会計の基礎をPART1でひととおり学んだところで、PART2では企業の決算書を使って、実際の経済ニュースを読み解いてみよう。
足元の1年間の経済ニュースを振り返ると、マクロ経済では明るい話題が多かった。日本企業の経常利益はリーマンショック後からの回復が続き、足元は過去最高を更新。上場企業の稼ぐ力を産業別で見ても、かつて不振が目立ったエレクトロニクスが復調。2017年度は全産業が利益を積み上げる見込みだ。
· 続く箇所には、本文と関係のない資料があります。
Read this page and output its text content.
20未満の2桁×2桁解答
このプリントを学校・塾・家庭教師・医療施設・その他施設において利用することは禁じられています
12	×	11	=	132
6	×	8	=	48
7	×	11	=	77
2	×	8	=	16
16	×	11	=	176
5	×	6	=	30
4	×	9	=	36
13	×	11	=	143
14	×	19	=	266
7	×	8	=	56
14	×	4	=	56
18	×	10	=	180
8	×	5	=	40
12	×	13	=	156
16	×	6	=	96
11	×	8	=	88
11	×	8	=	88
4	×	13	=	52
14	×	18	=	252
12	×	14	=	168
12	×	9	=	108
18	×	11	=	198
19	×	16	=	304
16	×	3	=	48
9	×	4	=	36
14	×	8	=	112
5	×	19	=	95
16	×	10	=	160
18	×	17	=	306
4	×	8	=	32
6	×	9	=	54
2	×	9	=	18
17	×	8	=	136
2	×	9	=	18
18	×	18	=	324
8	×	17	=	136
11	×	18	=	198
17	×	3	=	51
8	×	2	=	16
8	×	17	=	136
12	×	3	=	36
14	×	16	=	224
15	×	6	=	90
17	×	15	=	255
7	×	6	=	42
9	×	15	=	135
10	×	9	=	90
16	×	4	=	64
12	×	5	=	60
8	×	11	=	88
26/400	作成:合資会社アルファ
ただ、経常増減率ランキングを見ると、企業によって明暗が分かれた。これは、個別企業の経済活動の結果によるもので、その浮沈がニュースに表れる。
上の年表は、この1年間で新聞をにぎわせた重大企業ニュースをまとめたもの。注目すべきは各企業を取り巻く「数字」だ。会計の視点で数字を深読みすると、企業の思惑や等身大の姿が見えてくる。

旬なニュースの中に会計を学ぶ好材料
たとえば昨年9月、JR東海が5.5兆円を投じるリニア中央新幹線が着工した。この完工後に発生する減価償却費をいったいどう負担するのか、いつになったら資金回収ができるのか。旬な話題の中に、会計を学ぶ好材料が隠れる。
今年5月のソフトバンクグループによる10兆円ファンド発足も同様。ファンドを連結決算に取り込むことで、レバレッジ経営といわる同社の貸借対照表(BS)にどんな影響があるのかは、深読みする価値があるだろう。